Wednesday, May 16, 2007

A Moment In History

In the end, it was almost unceremonial, mundane, matter of fact. The various party leaders set out their stalls, were applauded by their own sides, before MSPs cast their votes. There were no surprises - each MSP did as they were expected to, voting for their own leader, then abstaining once their favoured candidate had been eliminated. And at the end of it, with not a particle of smoke to clear, Alex Salmond, to no-ones great surprise, emerged as the Parliament's nominee for First Minister.

In the speeches which followed, each leader was keen to stress their desire for a new, consensual style of politics. In truth, they'll have no other option. All are minorities now, and the fact that there's no automatic coalition of 65 votes to railroad through proposals will have to mean debate, discussion and compromise replacing assertion and the comfort of fixed positions. Having never before held power at this level, perhaps it will be easier for the SNP to adapt to the restrictions of minority government than it would have been for others. Time will tell.

But for all the quiet dignity and understatement, it was never going to be possible to overlook the significance of today's events. It hit me for the first time when I saw the Labour group taking up position in the chamber where once the SNP group had sat. There were grown men crying - SNP members who have toiled for decades without the slightest expectation of any reward; who have sacrificed career opportunities; balanced their family lives precariously - all having to pinch themselves to make sure it was happening for real. And then came the real confirmation, as Alex Salmond was greeted on the steps of St Andrew's House by the Permanent Secretary of the Scottish Executive.

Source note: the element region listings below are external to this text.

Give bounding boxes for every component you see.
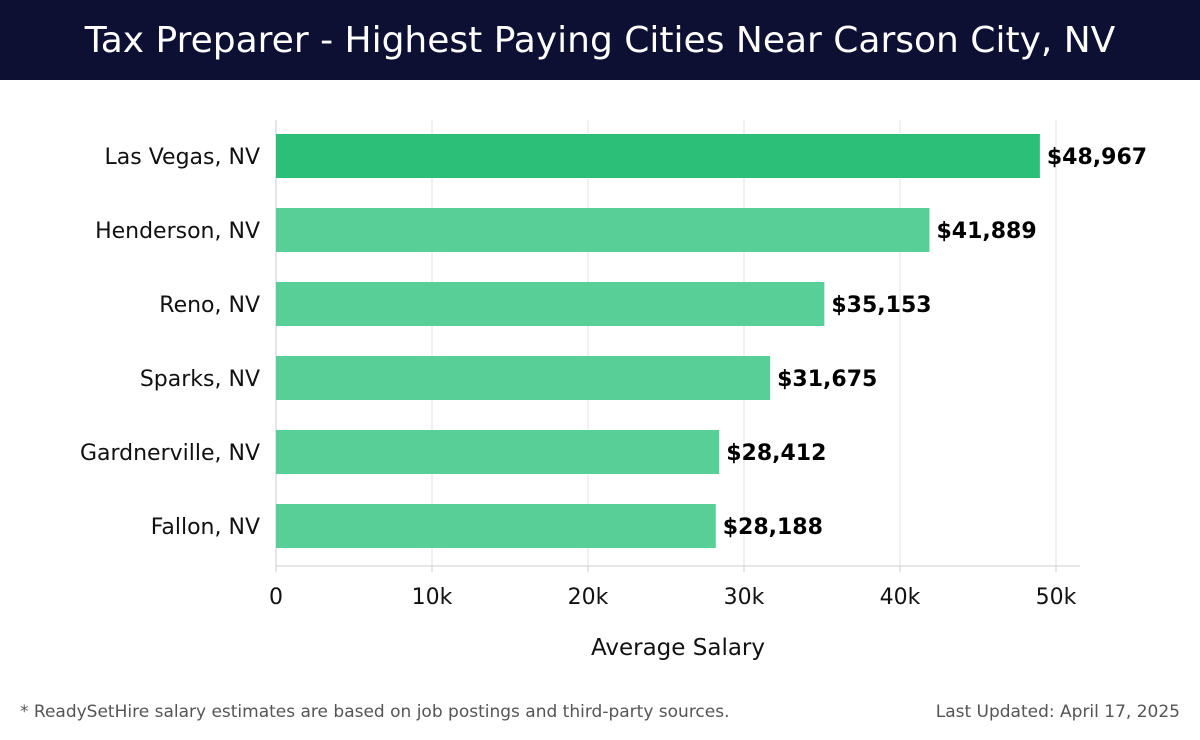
- last-updated: Last Updated: April 17, 2025: [935, 702, 1180, 722]
- value-label: $31,675: [777, 367, 877, 392]
- x-tick-label: 20k: [568, 585, 609, 610]
- category-label: Henderson, NV: [95, 219, 260, 244]
- bar: [276, 504, 716, 548]
- bar: [276, 356, 771, 400]
- chart-title: Tax Preparer - Highest Paying Cities Nea…: [84, 19, 1116, 61]
- x-axis-title: Average Salary: [591, 635, 765, 661]
- bar: [276, 134, 1040, 178]
- value-label: $28,412: [726, 441, 826, 466]
- x-tick-label: 0: [269, 585, 283, 610]
- source-footnote: * ReadySetHire salary estimates are base…: [20, 702, 730, 722]
- x-tick-label: 10k: [412, 585, 453, 610]
- bar: [276, 430, 720, 474]
- bar: [276, 282, 825, 326]
- x-tick-label: 50k: [1036, 585, 1077, 610]
- x-tick-label: 40k: [880, 585, 921, 610]
- value-label: $41,889: [936, 219, 1036, 244]
- chart-footer: * ReadySetHire salary estimates are base…: [0, 700, 1200, 726]
- category-label: Gardnerville, NV: [80, 441, 260, 466]
- value-label: $48,967: [1047, 145, 1147, 170]
- category-label: Fallon, NV: [151, 515, 260, 540]
- x-tick-label: 30k: [724, 585, 765, 610]
- salary-bar-chart: 0 10k 20k 30k 40k 50k Las Vegas, NV $48,967 Hend…: [80, 120, 1147, 661]
- value-label: $35,153: [831, 293, 931, 318]
- category-label: Sparks, NV: [140, 367, 260, 392]
- chart-header: Tax Preparer - Highest Paying Cities Nea…: [0, 0, 1200, 80]
- value-label: $28,188: [723, 515, 823, 540]
- category-label: Reno, NV: [159, 293, 260, 318]
- bar: [276, 208, 930, 252]
- category-label: Las Vegas, NV: [105, 145, 260, 170]
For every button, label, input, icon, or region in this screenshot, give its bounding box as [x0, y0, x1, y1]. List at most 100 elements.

A day that many nationalists thought they'd never see, and which many unionists hoped would never arrive, has come. It's not independence, but it is a significant milestone on the way. Voters, in an almost peculiarly Scottish way, seem to want to see what the SNP are made of, but without giving the party too much free reign. The hopes of a great many people now rest on the shoulders of Alex Salmond and his chosen lieutenants. It's a huge challenge - I hope we're equal to it.


The Spoilt Ballot said...

iainmacl said...

Truly historic moment. I wish Scotland well in the years to come and please don;t take to join us in this small, successful independent nation. Now I've got our election (May 24th) to think about - and with no SNP candidate either!